Step 5: Design the Audit Log for Review

The audit log is the product surface buyers will ask for. It should be useful to a platform team, security reviewer, and engineering manager without storing secrets.

Record:

• actor and timestamp;
• target owner and repository;
• intended endpoint and API version;
• token type category, never the token value;
• permission preflight result;
• account eligibility result;
• prompt hash and a redacted prompt summary;
• selected model, if any;
• base_ref and head_ref;
• create_pull_request value;
• whether a live GitHub request was sent;
• task ID and state only after live mode exists;
• approval decision and approver for real launches.

Do not store:

• bearer tokens;
• MCP secrets;
• raw customer data in prompts;
• full repository contents;
• private issue bodies unless your policy explicitly permits it.

Verify It Works

For the dry run, verification is local:

test -f agent-task-dry-run-audit.json
node -e "const a=require('./agent-task-dry-run-audit.json'); if (a.live_github_request_sent !== false) process.exit(1); console.log(a.live_response)"

Expected output:

[DATA NOT AVAILABLE]

That output confirms the script did not pretend to have a GitHub response. If your validator prints a task ID during dry-run mode, treat it as a bug unless you actually sent a live request in a safe repository and saved the evidence.

Troubleshooting FAQ

Q: Can this safely run against production repositories?
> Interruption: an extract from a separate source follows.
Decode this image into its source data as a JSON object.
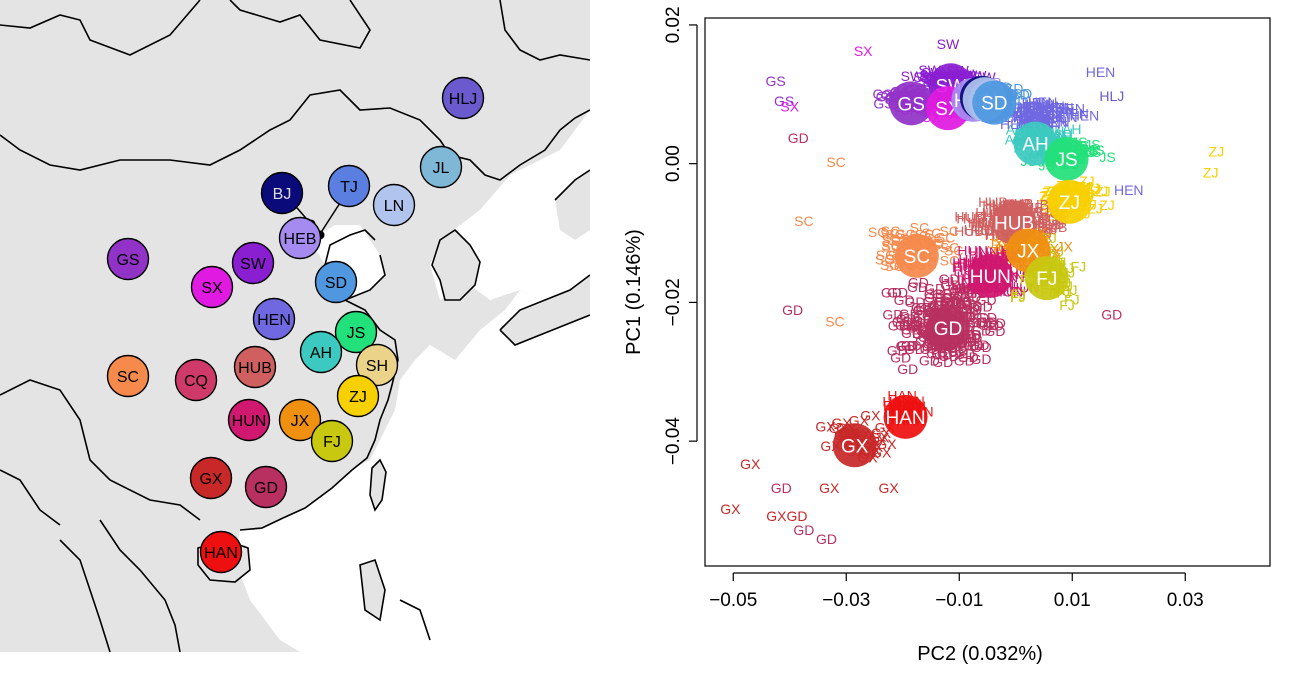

The dry-run validator can be used with production repository names because it does not call GitHub. A live launcher should start with a non-critical repository, explicit approval, narrow prompts, and repository-owner review.

Q: Which token should the launcher use?

For the documented repository endpoints, use the supported token types in GitHub's Agent tasks REST API docs and require the Agent tasks repository permission. The exact token issuance flow depends on your GitHub organization and app architecture, so live implementation details are account-specific.

Q: Does this replace GitHub's own UI?

No. It wraps the API with a control plane: approvals, validation, audit logs, and developer-portal workflow. Teams that only need occasional manual tasks may not need a custom launcher.

Q: Can the API pick any model?

No. The REST docs list currently supported values, and GitHub says allowed models can change over time and depend on plan and organization policy. Validate the model field at runtime instead of freezing assumptions forever.

Q: Did Effloow start a real Copilot cloud agent task?

No. Effloow Lab ran an OpenAI API check on the dry-run launcher design and recorded the limitations. No GitHub token was used and no Agent tasks API request was sent.

Buyer Readiness Checklist

Use the Agent tasks REST API when your buyer needs controlled delegation from an internal portal, recurring engineering queues, or platform-approved task launch flows. Do not lead with automation until the control plane is ready.

Minimum readiness:

• source-verified endpoint and API version;
• explicit plan and policy eligibility check;
• token-type and permission check;
• repository and branch confirmation;
• prompt review workflow;
• create_pull_request=false default;
• audit logs that do not store secrets;
• clear handling for waiting_for_user, timed_out, failed, and cancelled;
• documented escalation path when a task needs human review.

That is the article-to-product opportunity: turn a new agent endpoint into a governable launcher that engineering teams can inspect before they trust it.